The nameservers listed below may not be recognized.
nameserver 10.1.176.129
In my case , this was happening because the local nameserver was using an ifcfg
(you can see these files in /etc/sysconfig/network-scripts/) with
[enguser@worker0-sass-on-prem-origin-3-10 network-scripts]$ cat ifcfg-ens192
TYPE=Ethernet
BOOTPROTO=dhcp
DEFROUTE=yes
PEERDNS=yes
PEERROUTES=yes
IPV4_FAILURE_FATAL=no
IPV6INIT=yes
IPV6_AUTOCONF=yes
IPV6_DEFROUTE=yes
IPV6_PEERDNS=yes
IPV6_PEERROUTES=yes
IPV6_FAILURE_FATAL=no
IPV6_ADDR_GEN_MODE=stable-privacy
NAME=ens192
UUID=50936212-cb5e-41ff-bec8-45b72b014c8c
DEVICE=ens192
ONBOOT=yes
However, my internally configured Virtual Machines could not resolve IPs provided to them by the PEERDNS records.

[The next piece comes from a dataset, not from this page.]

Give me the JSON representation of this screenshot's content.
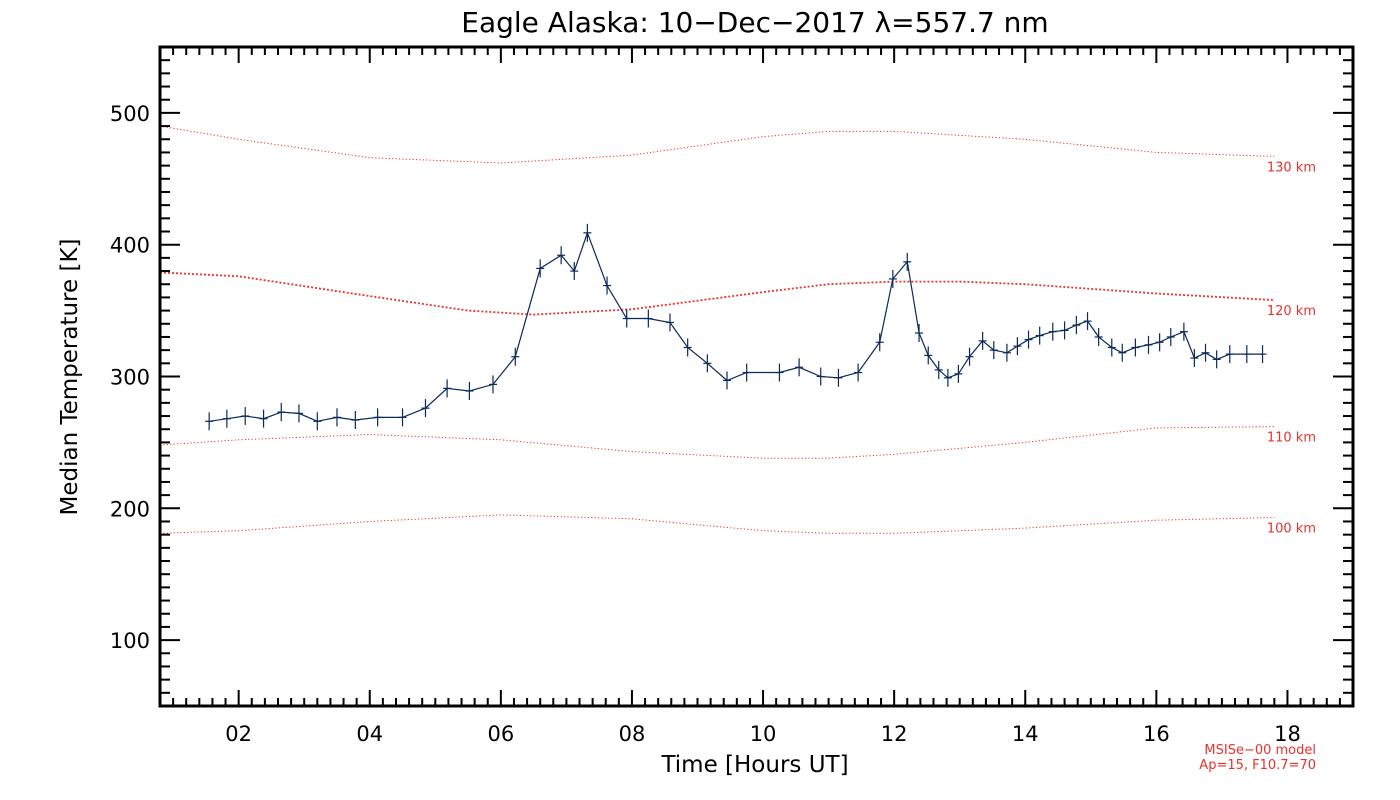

Ultimately the fix was to work with our IT department to make sure our authoritative domain for our kube clusters had access to all IP addresses in our data center.
If youre seeing the :53 record errors are coming up when you try to kubectl or oc logs / exec, then there is likely that your apiserver is not able to connect with kubelets via their IP address.
If youre seeing :53 record errors in other places, for example, inside of pods, then this is because your pod, using its own local DNS, isnt able to resolve internal cluster IP addresses. This might simply be because you have an outdated controller that is looking for services that don't exist anymore, or else, you have flakiness at your kubernetes dns implementation level.